On June 25, 2003, President George W. Bush signed into law the Keeping Children and Families Safe Act of 2003 (S.342). HSLDA was able to attach two amendments that will protect families during the child investigative process. The bill requires child protective services workers to be trained in their duty to protect the statutory and constitutional rights of those they are investigating, and requires child protective services personnel to advise individuals subject to a child abuse and neglect investigation of the complaint or allegation made against them.
This is the most significant reform of social worker investigations in the last decade.

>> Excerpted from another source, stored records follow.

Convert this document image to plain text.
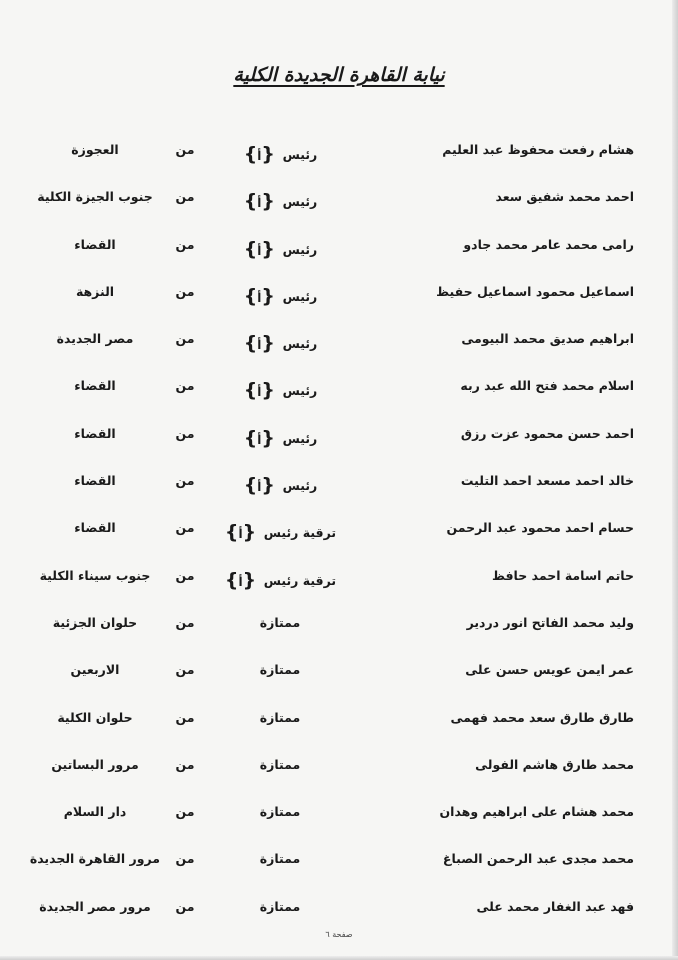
نيابة القاهرة الجديدة الكلية
هشام رفعت محفوظ عبد العليم
رئيس {أ}
من
العجوزة
احمد محمد شفيق سعد
رئيس {أ}
من
جنوب الجيزة الكلية
رامى محمد عامر محمد جادو
رئيس {أ}
من
القضاء
اسماعيل محمود اسماعيل حفيظ
رئيس {أ}
من
النزهة
ابراهيم صديق محمد البيومى
رئيس {أ}
من
مصر الجديدة
اسلام محمد فتح الله عبد ربه
رئيس {أ}
من
القضاء
احمد حسن محمود عزت رزق
رئيس {أ}
من
القضاء
خالد احمد مسعد احمد التليت
رئيس {أ}
من
القضاء
حسام احمد محمود عبد الرحمن
ترقية رئيس {أ}
من
القضاء
حاتم اسامة احمد حافظ
ترقية رئيس {أ}
من
جنوب سيناء الكلية
وليد محمد الفاتح انور دردير
ممتازة
من
حلوان الجزئية
عمر ايمن عويس حسن على
ممتازة
من
الاربعين
طارق طارق سعد محمد فهمى
ممتازة
من
حلوان الكلية
محمد طارق هاشم الفولى
ممتازة
من
مرور البساتين
محمد هشام على ابراهيم وهدان
ممتازة
من
دار السلام
محمد مجدى عبد الرحمن الصباغ
ممتازة
من
مرور القاهرة الجديدة
فهد عبد الغفار محمد على
ممتازة
من
مرور مصر الجديدة
صفحة ٦
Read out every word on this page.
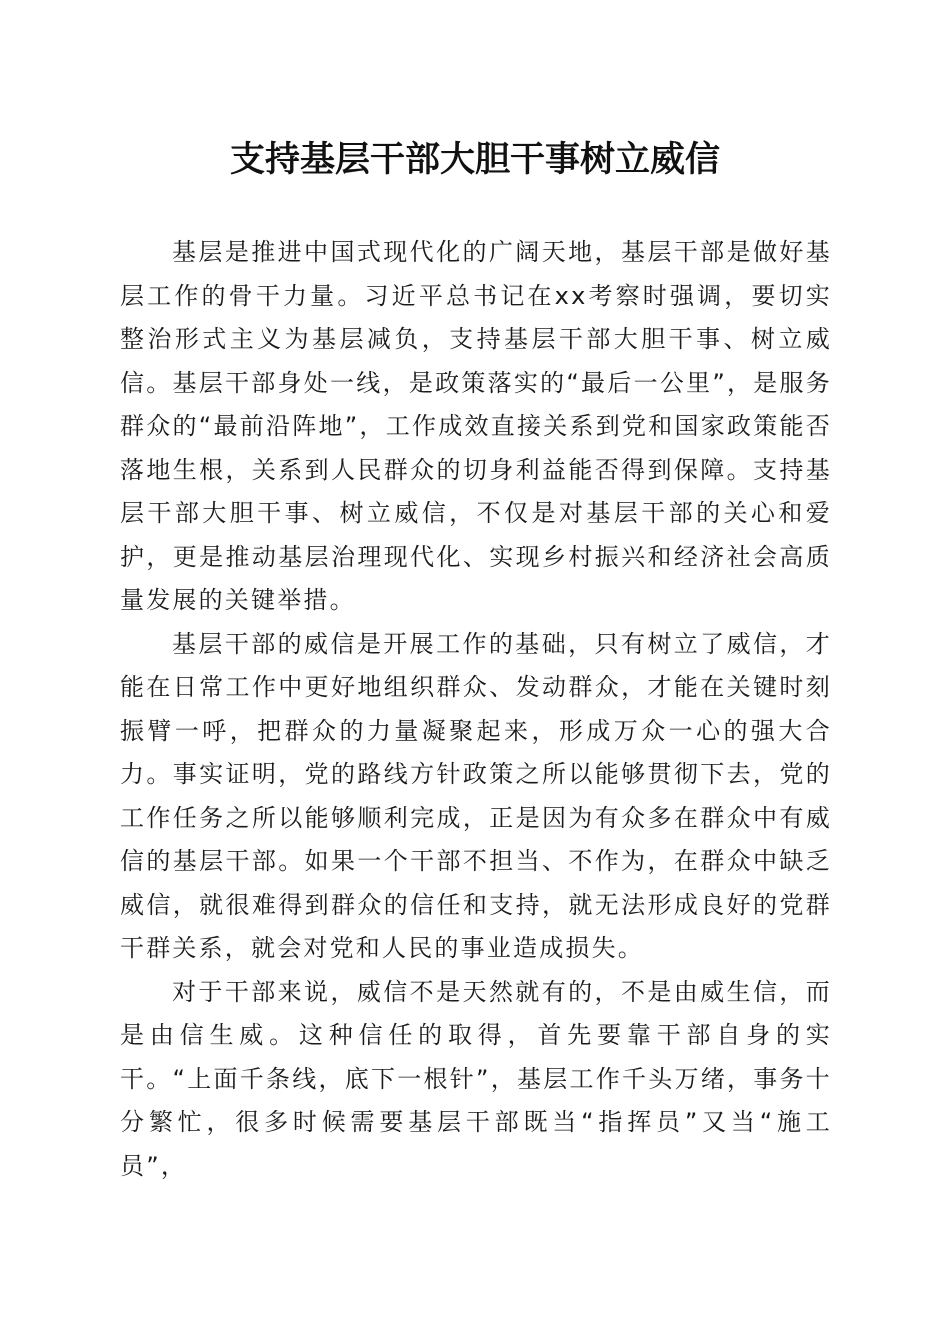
支持基层干部大胆干事树立威信

基层是推进中国式现代化的广阔天地，基层干部是做好基层工作的骨干力量。习近平总书记在xx考察时强调，要切实整治形式主义为基层减负，支持基层干部大胆干事、树立威信。基层干部身处一线，是政策落实的“最后一公里”，是服务群众的“最前沿阵地”，工作成效直接关系到党和国家政策能否落地生根，关系到人民群众的切身利益能否得到保障。支持基层干部大胆干事、树立威信，不仅是对基层干部的关心和爱护，更是推动基层治理现代化、实现乡村振兴和经济社会高质量发展的关键举措。

基层干部的威信是开展工作的基础，只有树立了威信，才能在日常工作中更好地组织群众、发动群众，才能在关键时刻振臂一呼，把群众的力量凝聚起来，形成万众一心的强大合力。事实证明，党的路线方针政策之所以能够贯彻下去，党的工作任务之所以能够顺利完成，正是因为有众多在群众中有威信的基层干部。如果一个干部不担当、不作为，在群众中缺乏威信，就很难得到群众的信任和支持，就无法形成良好的党群干群关系，就会对党和人民的事业造成损失。

对于干部来说，威信不是天然就有的，不是由威生信，而是由信生威。这种信任的取得，首先要靠干部自身的实干。“上面千条线，底下一根针”，基层工作千头万绪，事务十分繁忙，很多时候需要基层干部既当“指挥员”又当“施工员”，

It is important to implement this legislation at the state level for the following reasons:
1. Protection for Homeschool Families. HSLDA deals with cases on a daily basis where a social worker is investigating a homeschool family because of false allegations. These tips, often supplied by those holding a grudge against home education, are often investigated aggressively. Social workers frequently demand to conduct physical inspections of homeschool children or to interview very young children outside the presence of their parents.
Oftentimes social workers refuse to state the allegation they are investigating, and usually conduct the investigation in a manner that violates the Fourth Amendment of the U.S. Constitution.
If these provisions are enacted into Maryland law, they will provide crucial protection for innocent homeschool families and minimize the trauma of an investigation.
2. Federally Mandated. These reforms were passed at the federal level. The Department of Heath and Human Services has stated that the most efficient and effective implementation is if the provisions are codified at the state level.
3. Congress' Intent. If this bill is enacted into Maryland law, it will guarantee that Congressional intent is implemented properly and completely in order to not jeopardize the state's child welfare funding.